Here's a look at the inside:
I used a different construction method than I have in the past - I used single-point terminals. I found some Teflon turret terminals at a local electronics joint for $0.30 each (Newark sells them for just over $5.00 each!), so I decided to use them here. You have to drill a lot of holes (about 75 in this amp), but it allows you to put parts exactly where you want them.
I also used the PCB as a ground plane. I'm sold on this method of construction, as opposed to trying to do wired star grounds. This is a lot easier and neater, and works very well.
Here are some more detail pictures (click on the photo for a larger version):
One thing I puzzled over for some time was how to connect to the 829B anode pins. It's hard to find anything that will fit them, and what I could find was uninsulated. I came up with a simple solution: I removed the "guts" from a euro-style terminal block, put set screws in it, and covered it with silicone tubing to insulate it. I also used silicone test lead wire, so the insulation doesn't melt. All in all it worked well, at least at the (relatively) low power dissipation that I'm running. The wires run just cool enough that you can touch them, so I think all is well.
I'm running the 829B's at about 80mA, B+ of 320V, with cathode bias. For details look at the schematic (below). I don't seem to get a lot of difference varying the bias from 60 to 100mA.
The amplifier is -3dB down at 18Hz (by design), and the HF response is excellent - 3dB down at over 70kHz. It clips at about 5 watts. It's incredibly quiet; I measured -70dB referenced to 1 watt, and if I cut off the 60/120Hz, it's more like -80dB!

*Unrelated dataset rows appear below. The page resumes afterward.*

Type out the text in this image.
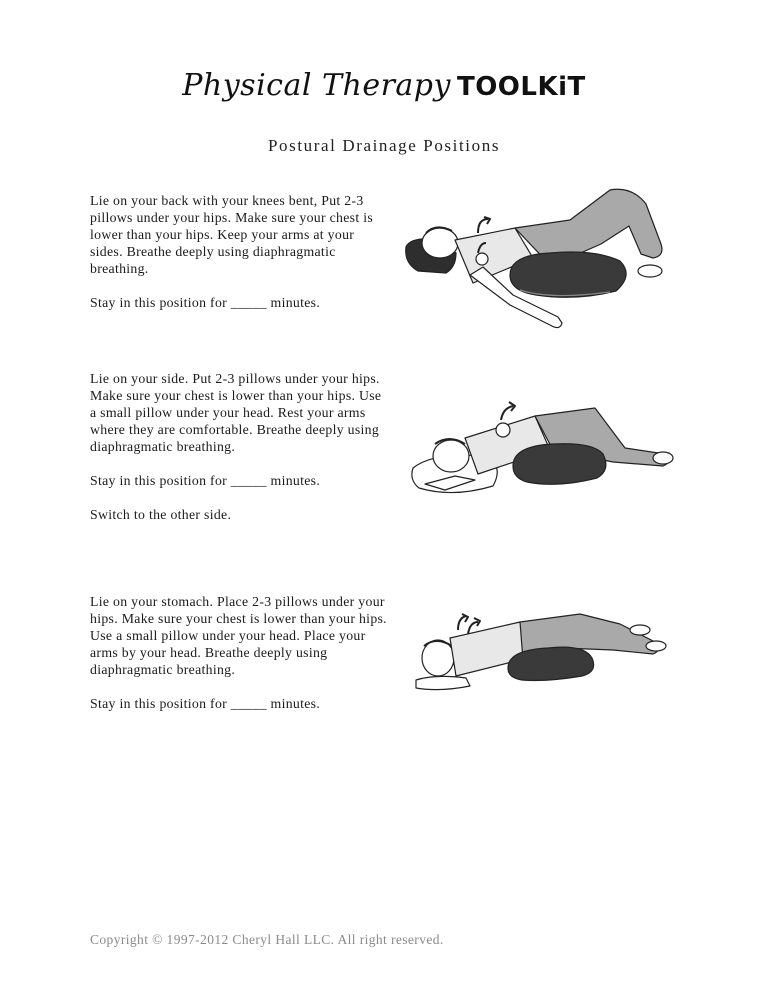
Physical Therapy TOOLKiT
Postural Drainage Positions

Lie on your back with your knees bent, Put 2-3 pillows under your hips. Make sure your chest is lower than your hips. Keep your arms at your sides. Breathe deeply using diaphragmatic breathing.

Stay in this position for _____ minutes.

Lie on your side. Put 2-3 pillows under your hips. Make sure your chest is lower than your hips. Use a small pillow under your head. Rest your arms where they are comfortable. Breathe deeply using diaphragmatic breathing.

Stay in this position for _____ minutes.

Switch to the other side.

Lie on your stomach. Place 2-3 pillows under your hips. Make sure your chest is lower than your hips. Use a small pillow under your head. Place your arms by your head. Breathe deeply using diaphragmatic breathing.

Stay in this position for _____ minutes.

Copyright © 1997-2012 Cheryl Hall LLC. All right reserved.
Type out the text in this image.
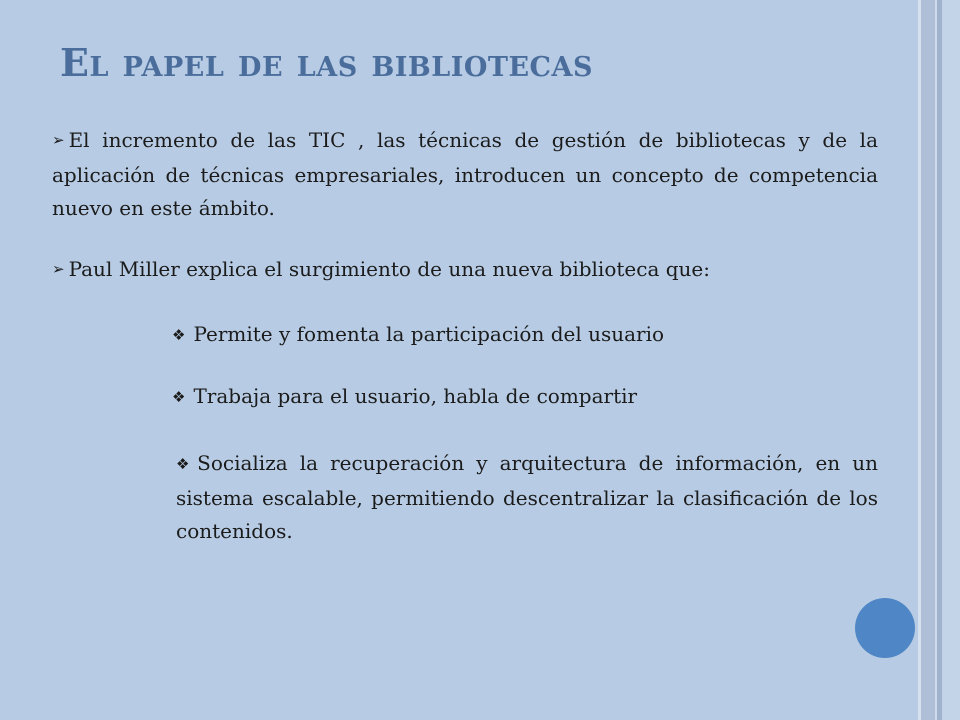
El papel de las bibliotecas

➢ El incremento de las TIC , las técnicas de gestión de bibliotecas y de la aplicación de técnicas empresariales, introducen un concepto de competencia nuevo en este ámbito.

➢ Paul Miller explica el surgimiento de una nueva biblioteca que:

❖ Permite y fomenta la participación del usuario
❖ Trabaja para el usuario, habla de compartir

❖ Socializa la recuperación y arquitectura de información, en un sistema escalable, permitiendo descentralizar la clasificación de los contenidos.
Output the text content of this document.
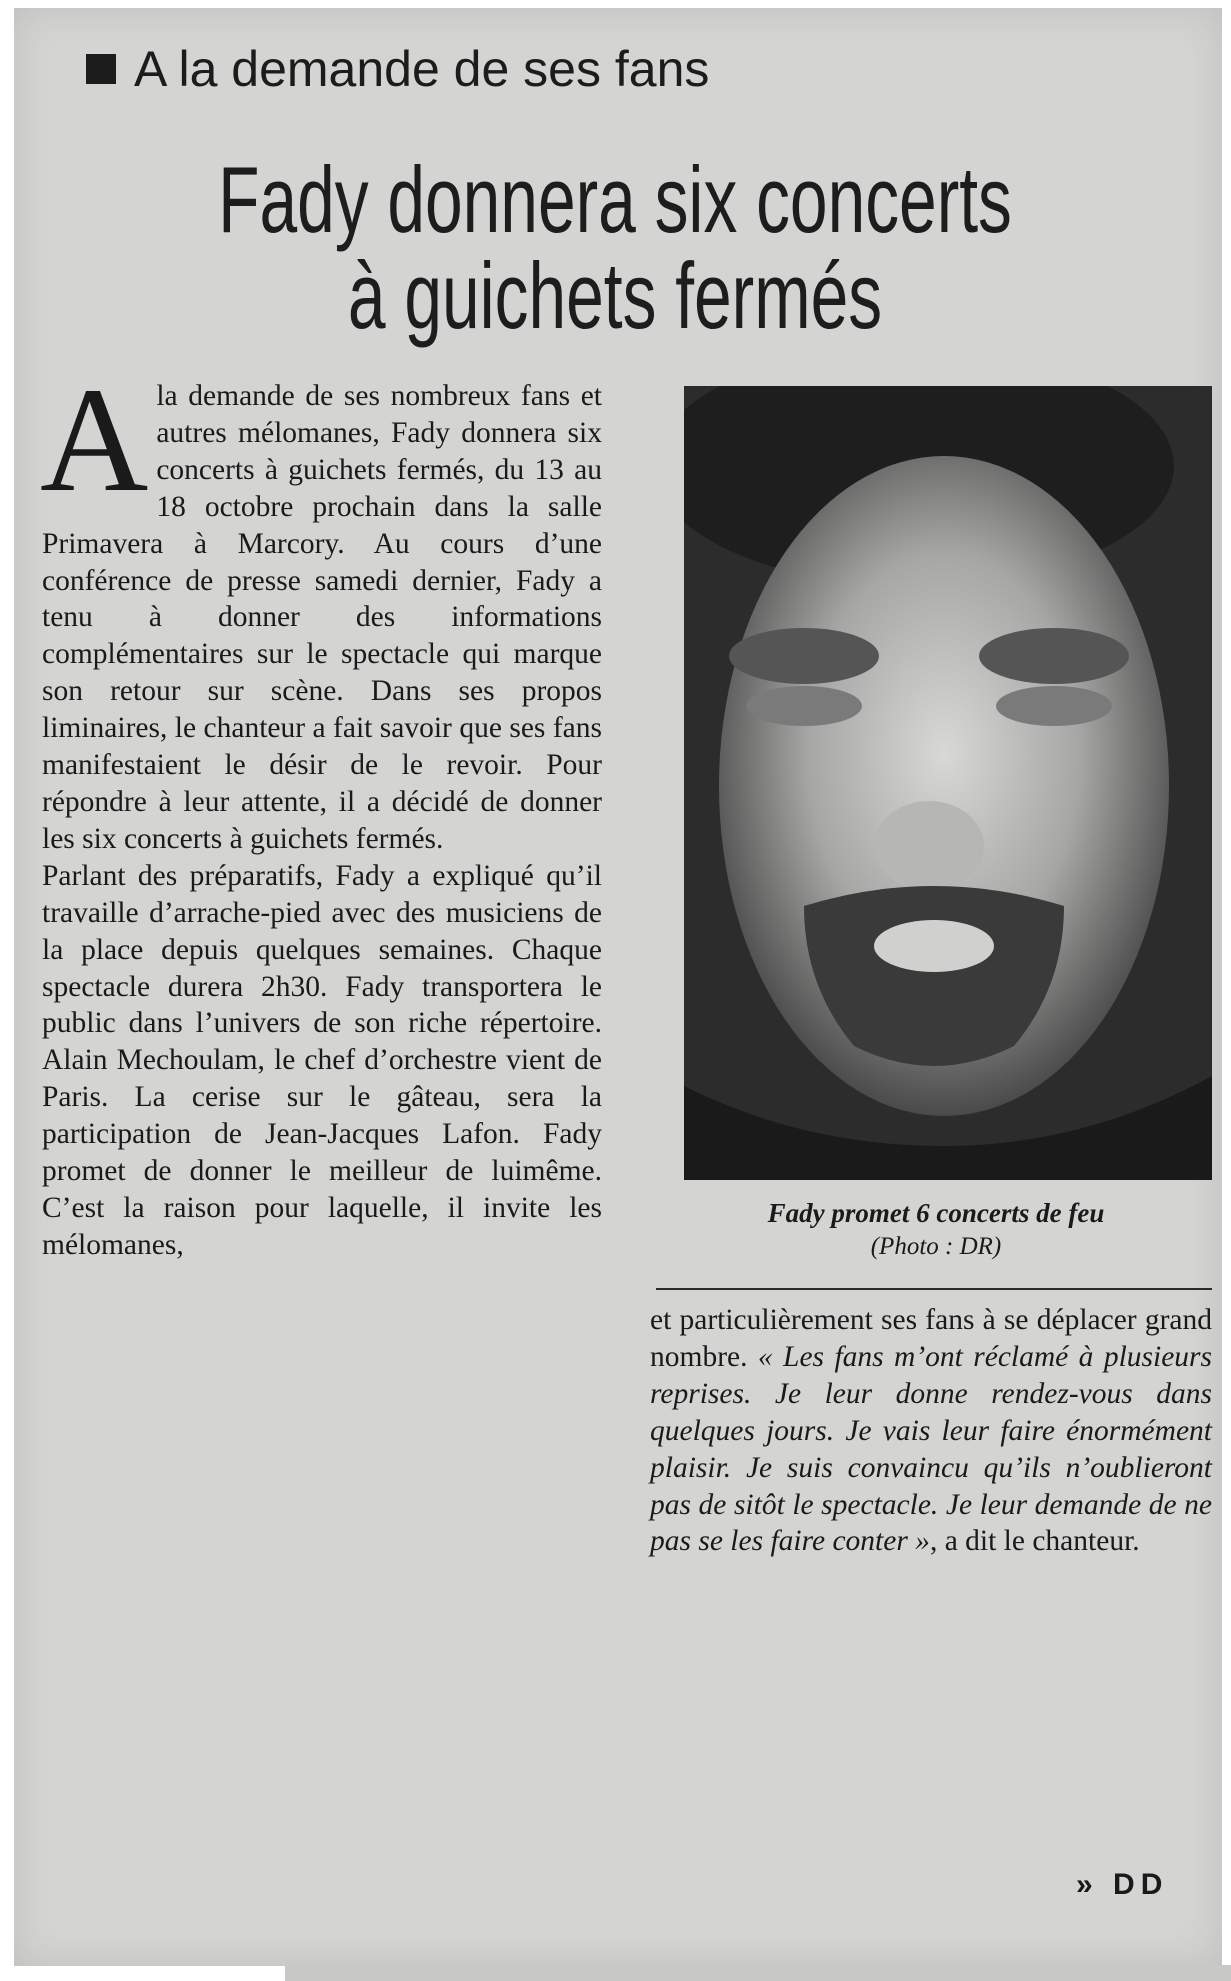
A la demande de ses fans
Fady donnera six concerts
à guichets fermés

Ala demande de ses nombreux fans et autres mélomanes, Fady donnera six concerts à guichets fermés, du 13 au 18 octobre prochain dans la salle Primavera à Marcory. Au cours d’une conférence de presse samedi dernier, Fady a tenu à donner des informations complémentaires sur le spectacle qui marque son retour sur scène. Dans ses propos liminaires, le chanteur a fait savoir que ses fans manifestaient le désir de le revoir. Pour répondre à leur attente, il a décidé de donner les six concerts à guichets fermés.

Parlant des préparatifs, Fady a expliqué qu’il travaille d’arrache-pied avec des musiciens de la place depuis quelques semaines. Chaque spectacle durera 2h30. Fady transportera le public dans l’univers de son riche répertoire. Alain Mechoulam, le chef d’orchestre vient de Paris. La cerise sur le gâteau, sera la participation de Jean-Jacques Lafon. Fady promet de donner le meilleur de luimême. C’est la raison pour laquelle, il invite les mélomanes,

Fady promet 6 concerts de feu
(Photo : DR)

et particulièrement ses fans à se déplacer grand nombre. « Les fans m’ont réclamé à plusieurs reprises. Je leur donne rendez-vous dans quelques jours. Je vais leur faire énormément plaisir. Je suis convaincu qu’ils n’oublieront pas de sitôt le spectacle. Je leur demande de ne pas se les faire conter », a dit le chanteur.

» DD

So how does it sound, you ask? I'm still letting it break in, but so far it's wonderful, better than it has the right to be for so little money (I bought 6 829B's, 4 RCA's and two Mullards, for a total of about what a single Sovtek 2A3 would cost). Very natural sounding.
The bass of this amp really surprised me. It is very clean and strong. Probably partly due to the output transformers, Tango U808's, and the very low impedance power supply (mongo capacitors).
The driver circuit performs very well. It clips at about 50V RMS (+/- 70V). The 829B only needs +/- 22V, so it has plenty of headroom.
Here is the full schematic of the power supply and amplifier, as built (45kB PDF file).
Also, if you're interested in building something like this, I did some AutoCAD work and generated a mechanical drawing (113kB PDF file) and a parts layout (138kB PDF file) (as viewed from the inside). If you have OrCad and/or AutoCAD and would like the source files for any of these, email me at:
Here is some data I took while the amp was on a breadboard:
Here's a scope shot of the driver output (upper trace) and amp output (lower trace) at 5.3V RMS out into 8 ohms (about 3.5W):
I know it's hard to see, but there is about 4% THD on the output, mostly second harmonic. I hooked up my laptop and ran a spectral analysis, which looked very nice - mostly second harmonic, with progressively lower amounts of the next harmonics. Sorry for the lousy screen shot (with a camera - I need to get a Ethernet card for my laptop!)
This is not a low-distortion amp; even at 1W out, the THD is almost 1%. But the harmonic profile looks pretty good.